Now rather than drill a hole in the faceplate or use a blank 4HP plate to mount my insert socket, I chose to re-purpose the 2nd Audio Out socket on the A-119 for use as my Comparator Input. You need to carefully de-solder and remove this socket from the board, or if you have extra replacement sockets, you can cut it from the board using a Dremel or wire cutters, then desolder what's left of the legs.
Next I bent the rear pins/legs of my socket up at a 90 degree angle and soldered two short pieces of wire to the pins. See Image.
Solder a 2" wire to the normal pin of the socket. Solder another 2" wire to the switched pin of the socket. Desolder and remove R24 from the circuit board. Resolder the front two Ground legs of the socket to the PCB, or if you are building this mod on its own faceplate, you must connect the front two pins of the socket to Ground somewhere on the module, like the solder points for the pot brackets.
Twist and loop together one end of R24 and the switched wire and solder together (1, 2).
I slid some shrink tube over R24 and its connection to the switched wire (3). Resolder the other end of R24 to the open through-hole on the PCB (4) and cover R24 with the shrink tube (5). Solder the normal wire to the IC2/Pin1 junction point (6). My wire was too heavy to get through the hole at R24, so I soldered it to some of the component legs at the same junction (6,7).
Now the Envelope Follower signal will be sent through the socket to R24 and the comparator circuit. Patching an external signal into the socket interrupts the internal Env Follow signal and replaces it with the external source.
Modifying the A-142 is a very similar process to the A-119 mod above, however the module doesn't have an "extra" socket which I can re-purpose. Instead, I used a 4HP blank plate which I already had on hand and was already drilled to fit the Doepfer-style 3.5mm Cliff Sockets. I threw some more sockets in the other holes and made some extra Ins and Outs. Here's what it looks like now (left) and what it might look like if I rebuild it (right).
The resistor we want to desolder and remove is R21, located here near pin 1 of the TL084. In this image, the signal path is travelling from right to left, so the right side of R21 is the junction of the VC Decay circuit and the comparator circuit. We want our external signal to pass through R21. Since my 4HP expansion will be positioned on the left of the A-142 in my rack, I want to move R21 to the solder-side of the PCB, just like in the A-119 mod above.
Basic mod: prepare a spare socket by soldering a 2" long wire to the normal pin, another 2" long wire to the switched pin, and a 2.5" wire to the ground pins as shown here.

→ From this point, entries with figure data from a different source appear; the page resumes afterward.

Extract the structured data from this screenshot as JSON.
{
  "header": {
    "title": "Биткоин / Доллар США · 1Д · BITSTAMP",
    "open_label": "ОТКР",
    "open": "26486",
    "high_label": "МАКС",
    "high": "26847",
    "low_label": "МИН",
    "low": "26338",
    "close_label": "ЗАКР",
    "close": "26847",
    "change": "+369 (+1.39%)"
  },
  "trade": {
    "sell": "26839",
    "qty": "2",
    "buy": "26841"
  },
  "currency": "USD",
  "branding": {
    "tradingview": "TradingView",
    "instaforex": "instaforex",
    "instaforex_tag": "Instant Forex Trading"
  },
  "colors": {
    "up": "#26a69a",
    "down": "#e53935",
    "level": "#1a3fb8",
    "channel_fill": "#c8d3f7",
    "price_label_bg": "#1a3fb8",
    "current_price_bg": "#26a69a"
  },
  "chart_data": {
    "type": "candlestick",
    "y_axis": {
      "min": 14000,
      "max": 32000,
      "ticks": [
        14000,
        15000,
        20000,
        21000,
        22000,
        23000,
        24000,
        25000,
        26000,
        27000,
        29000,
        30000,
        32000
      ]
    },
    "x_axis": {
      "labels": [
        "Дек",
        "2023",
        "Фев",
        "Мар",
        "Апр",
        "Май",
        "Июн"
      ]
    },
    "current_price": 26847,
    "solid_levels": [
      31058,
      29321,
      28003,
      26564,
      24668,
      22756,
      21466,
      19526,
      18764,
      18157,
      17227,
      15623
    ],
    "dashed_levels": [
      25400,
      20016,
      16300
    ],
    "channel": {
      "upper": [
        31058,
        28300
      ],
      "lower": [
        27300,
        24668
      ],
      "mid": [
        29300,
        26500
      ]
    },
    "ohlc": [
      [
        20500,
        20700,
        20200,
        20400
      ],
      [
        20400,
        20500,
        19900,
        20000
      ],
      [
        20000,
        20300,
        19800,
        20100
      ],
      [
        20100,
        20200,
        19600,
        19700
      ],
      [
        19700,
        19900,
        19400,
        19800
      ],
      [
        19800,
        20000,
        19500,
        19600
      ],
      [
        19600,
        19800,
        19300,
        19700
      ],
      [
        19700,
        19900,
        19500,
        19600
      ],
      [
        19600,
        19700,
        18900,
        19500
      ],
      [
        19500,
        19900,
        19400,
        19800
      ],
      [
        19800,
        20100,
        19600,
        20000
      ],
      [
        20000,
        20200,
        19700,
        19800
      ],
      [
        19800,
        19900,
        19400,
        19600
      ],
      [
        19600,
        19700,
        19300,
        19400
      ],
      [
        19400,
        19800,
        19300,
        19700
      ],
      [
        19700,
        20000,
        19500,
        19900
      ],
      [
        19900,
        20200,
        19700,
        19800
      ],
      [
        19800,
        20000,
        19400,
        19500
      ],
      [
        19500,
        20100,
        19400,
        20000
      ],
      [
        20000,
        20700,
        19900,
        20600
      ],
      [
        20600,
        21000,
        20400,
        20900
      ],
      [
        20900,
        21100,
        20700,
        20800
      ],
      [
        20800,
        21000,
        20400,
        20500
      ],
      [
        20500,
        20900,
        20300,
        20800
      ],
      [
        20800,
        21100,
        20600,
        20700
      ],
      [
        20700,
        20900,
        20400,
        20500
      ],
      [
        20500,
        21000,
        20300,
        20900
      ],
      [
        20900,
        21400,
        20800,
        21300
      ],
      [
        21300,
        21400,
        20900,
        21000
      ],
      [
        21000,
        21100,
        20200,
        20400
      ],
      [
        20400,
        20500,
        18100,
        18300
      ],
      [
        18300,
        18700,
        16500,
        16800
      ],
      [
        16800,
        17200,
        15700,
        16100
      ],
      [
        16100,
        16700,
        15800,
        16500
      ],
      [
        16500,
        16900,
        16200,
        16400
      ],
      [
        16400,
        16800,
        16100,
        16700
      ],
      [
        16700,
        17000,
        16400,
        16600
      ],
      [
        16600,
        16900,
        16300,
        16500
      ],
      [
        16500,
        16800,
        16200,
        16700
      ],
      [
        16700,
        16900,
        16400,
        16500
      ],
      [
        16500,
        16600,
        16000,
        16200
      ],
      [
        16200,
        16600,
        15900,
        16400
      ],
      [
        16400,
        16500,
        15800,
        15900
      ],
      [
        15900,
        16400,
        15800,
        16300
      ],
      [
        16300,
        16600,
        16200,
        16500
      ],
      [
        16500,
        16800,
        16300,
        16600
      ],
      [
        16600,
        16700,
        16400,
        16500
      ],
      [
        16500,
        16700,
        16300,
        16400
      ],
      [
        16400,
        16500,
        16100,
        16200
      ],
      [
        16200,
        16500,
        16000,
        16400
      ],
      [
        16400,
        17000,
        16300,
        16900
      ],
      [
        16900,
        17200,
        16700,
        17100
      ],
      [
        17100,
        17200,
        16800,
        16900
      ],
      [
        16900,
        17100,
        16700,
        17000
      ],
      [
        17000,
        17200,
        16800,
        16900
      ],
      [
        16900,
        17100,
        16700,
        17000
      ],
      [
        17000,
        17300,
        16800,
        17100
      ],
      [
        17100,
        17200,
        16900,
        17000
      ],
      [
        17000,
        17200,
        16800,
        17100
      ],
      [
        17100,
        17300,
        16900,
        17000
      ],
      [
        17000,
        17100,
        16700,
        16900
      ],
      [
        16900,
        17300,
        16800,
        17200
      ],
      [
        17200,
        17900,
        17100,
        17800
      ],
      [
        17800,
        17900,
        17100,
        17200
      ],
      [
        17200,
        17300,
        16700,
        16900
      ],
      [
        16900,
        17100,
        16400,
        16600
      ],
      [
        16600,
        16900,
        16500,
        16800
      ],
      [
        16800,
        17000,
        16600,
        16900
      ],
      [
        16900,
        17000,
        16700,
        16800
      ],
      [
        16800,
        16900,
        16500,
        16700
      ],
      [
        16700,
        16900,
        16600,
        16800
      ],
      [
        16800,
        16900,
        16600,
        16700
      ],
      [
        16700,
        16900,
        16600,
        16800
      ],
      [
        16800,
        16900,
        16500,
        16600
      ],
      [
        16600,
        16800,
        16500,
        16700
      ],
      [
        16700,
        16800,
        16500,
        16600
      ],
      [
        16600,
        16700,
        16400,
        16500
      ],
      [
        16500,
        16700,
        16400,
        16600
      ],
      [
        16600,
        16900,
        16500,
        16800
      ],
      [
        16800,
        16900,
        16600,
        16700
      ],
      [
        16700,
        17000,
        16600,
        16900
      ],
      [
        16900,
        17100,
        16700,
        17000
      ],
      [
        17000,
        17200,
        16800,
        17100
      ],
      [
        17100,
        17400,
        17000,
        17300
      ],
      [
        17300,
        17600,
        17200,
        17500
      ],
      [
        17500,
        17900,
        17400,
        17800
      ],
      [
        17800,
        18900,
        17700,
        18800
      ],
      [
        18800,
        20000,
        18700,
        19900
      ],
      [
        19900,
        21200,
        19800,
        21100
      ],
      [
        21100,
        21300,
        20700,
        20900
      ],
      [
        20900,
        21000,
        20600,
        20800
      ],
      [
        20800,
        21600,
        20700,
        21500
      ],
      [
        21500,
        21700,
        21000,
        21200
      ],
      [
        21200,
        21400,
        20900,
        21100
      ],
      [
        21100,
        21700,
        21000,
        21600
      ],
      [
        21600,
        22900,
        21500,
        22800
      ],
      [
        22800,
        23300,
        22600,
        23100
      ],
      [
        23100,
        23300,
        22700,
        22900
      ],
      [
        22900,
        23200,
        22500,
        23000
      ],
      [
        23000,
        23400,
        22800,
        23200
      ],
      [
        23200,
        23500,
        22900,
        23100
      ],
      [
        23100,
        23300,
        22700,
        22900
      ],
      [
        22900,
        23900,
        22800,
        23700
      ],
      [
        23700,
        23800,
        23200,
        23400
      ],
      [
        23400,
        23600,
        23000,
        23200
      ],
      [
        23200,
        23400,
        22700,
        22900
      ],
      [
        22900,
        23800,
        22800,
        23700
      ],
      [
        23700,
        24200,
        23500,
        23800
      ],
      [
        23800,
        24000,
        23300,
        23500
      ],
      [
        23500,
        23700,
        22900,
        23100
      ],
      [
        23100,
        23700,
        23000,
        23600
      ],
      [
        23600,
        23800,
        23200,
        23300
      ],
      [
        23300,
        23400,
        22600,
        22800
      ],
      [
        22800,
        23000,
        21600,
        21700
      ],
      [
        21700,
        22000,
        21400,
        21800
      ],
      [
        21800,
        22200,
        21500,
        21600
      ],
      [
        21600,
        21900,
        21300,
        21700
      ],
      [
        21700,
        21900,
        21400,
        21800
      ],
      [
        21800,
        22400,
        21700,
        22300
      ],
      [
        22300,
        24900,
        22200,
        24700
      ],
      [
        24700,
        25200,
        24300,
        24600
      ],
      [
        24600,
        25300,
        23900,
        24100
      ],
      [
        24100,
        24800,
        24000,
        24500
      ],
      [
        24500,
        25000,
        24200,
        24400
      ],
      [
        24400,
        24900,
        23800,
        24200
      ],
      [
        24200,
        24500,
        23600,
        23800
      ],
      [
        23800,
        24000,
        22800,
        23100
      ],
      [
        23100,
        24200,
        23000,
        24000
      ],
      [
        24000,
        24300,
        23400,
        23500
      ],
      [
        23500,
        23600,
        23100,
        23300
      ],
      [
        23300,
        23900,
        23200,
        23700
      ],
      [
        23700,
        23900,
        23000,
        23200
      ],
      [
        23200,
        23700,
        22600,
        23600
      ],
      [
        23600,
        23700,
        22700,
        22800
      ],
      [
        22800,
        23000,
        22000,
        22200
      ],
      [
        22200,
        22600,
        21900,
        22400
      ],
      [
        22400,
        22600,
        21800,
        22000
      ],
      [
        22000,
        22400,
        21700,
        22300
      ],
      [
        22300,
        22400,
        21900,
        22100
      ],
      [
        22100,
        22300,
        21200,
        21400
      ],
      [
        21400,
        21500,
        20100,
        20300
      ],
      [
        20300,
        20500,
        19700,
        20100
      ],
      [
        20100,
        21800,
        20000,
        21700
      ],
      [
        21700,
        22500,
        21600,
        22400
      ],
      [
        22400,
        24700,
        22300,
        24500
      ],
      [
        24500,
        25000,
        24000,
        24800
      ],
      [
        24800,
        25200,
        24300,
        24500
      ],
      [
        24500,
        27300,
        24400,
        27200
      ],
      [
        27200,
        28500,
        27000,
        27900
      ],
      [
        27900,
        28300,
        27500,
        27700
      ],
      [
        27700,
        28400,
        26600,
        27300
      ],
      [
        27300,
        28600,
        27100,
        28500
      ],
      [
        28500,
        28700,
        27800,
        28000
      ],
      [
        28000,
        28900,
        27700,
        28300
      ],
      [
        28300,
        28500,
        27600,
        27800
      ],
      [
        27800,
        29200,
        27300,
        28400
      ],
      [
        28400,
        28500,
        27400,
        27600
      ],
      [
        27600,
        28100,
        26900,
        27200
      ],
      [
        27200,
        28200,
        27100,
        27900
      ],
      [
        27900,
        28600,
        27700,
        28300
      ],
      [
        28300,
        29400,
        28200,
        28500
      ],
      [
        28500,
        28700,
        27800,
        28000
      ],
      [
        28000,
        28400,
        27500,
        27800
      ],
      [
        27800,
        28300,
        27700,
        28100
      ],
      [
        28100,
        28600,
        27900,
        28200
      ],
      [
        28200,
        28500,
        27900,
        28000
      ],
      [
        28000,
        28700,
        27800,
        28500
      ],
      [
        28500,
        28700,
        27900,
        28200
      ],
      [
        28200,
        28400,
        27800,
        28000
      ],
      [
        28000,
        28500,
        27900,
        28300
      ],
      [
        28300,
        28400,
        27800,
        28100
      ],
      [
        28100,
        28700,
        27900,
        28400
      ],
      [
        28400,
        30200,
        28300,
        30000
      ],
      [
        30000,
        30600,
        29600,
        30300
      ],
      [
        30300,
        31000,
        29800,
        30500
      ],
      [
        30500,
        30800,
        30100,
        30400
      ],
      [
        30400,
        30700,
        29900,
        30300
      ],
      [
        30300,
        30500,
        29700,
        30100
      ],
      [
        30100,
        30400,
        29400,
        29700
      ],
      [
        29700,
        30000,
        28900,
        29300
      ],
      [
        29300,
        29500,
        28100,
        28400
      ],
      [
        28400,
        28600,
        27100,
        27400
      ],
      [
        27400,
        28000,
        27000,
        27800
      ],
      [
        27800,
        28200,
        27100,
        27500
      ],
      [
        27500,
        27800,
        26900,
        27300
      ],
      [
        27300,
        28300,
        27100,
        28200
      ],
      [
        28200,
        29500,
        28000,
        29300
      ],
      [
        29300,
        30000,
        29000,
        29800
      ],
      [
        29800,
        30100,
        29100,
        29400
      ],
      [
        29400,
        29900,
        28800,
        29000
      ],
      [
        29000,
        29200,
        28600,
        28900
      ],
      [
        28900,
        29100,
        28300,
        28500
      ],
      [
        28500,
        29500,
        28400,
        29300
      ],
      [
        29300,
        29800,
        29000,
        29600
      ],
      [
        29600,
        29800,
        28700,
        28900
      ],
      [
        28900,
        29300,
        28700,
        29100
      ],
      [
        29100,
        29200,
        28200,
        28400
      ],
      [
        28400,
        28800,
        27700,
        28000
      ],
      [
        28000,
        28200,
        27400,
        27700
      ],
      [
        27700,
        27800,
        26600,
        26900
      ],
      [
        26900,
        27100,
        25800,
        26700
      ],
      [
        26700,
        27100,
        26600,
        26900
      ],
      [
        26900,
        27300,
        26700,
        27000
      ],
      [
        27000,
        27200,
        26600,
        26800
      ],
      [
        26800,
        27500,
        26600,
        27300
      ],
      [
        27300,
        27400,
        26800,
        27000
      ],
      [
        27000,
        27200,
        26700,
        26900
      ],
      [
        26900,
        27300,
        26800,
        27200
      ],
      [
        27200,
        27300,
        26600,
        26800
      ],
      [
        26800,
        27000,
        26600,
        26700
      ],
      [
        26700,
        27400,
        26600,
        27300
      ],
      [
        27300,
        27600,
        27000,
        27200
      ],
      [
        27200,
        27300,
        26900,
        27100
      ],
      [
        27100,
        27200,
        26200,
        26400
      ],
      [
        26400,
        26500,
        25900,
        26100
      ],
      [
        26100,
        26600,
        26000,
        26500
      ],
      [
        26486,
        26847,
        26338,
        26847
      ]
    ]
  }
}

Twist together the end of the
switched wire and one end of R21 and solder together. Slide shrink tube over the switched wire. Feed the other end of R21 through the hole in the PCB (shown left, "In to Comparator") and solder in place. Move the shrink tube down to cover R21. Solder the normal wire to the other solder pad (shown left, "Out from "Env Out signal") from R21's original position. Solder the Ground wire to a GND pad on the module, pot bracket pads are good (shown left, "Ground"). Mount the socket on a blank plate.
Since I had extra holes in my plate and spare sockets, I added a few more Ins and Outs:
- a socket is connected to the Trig In socket of the A-142 and simply acts as a multiple for the Trig In source.
- a socket is connected to the CV In socket and acts as a multiple for the CV In source.
- a socket is the Comparator In socket from this mod
- a socket is connected to the "switched" signal from the Comparator In socket. If no patch cable is inserted into Comp In, this socket is a multiple of the A-142 Env Out. If a patch cable is inserted, this socket is a multiple of the inserted signal.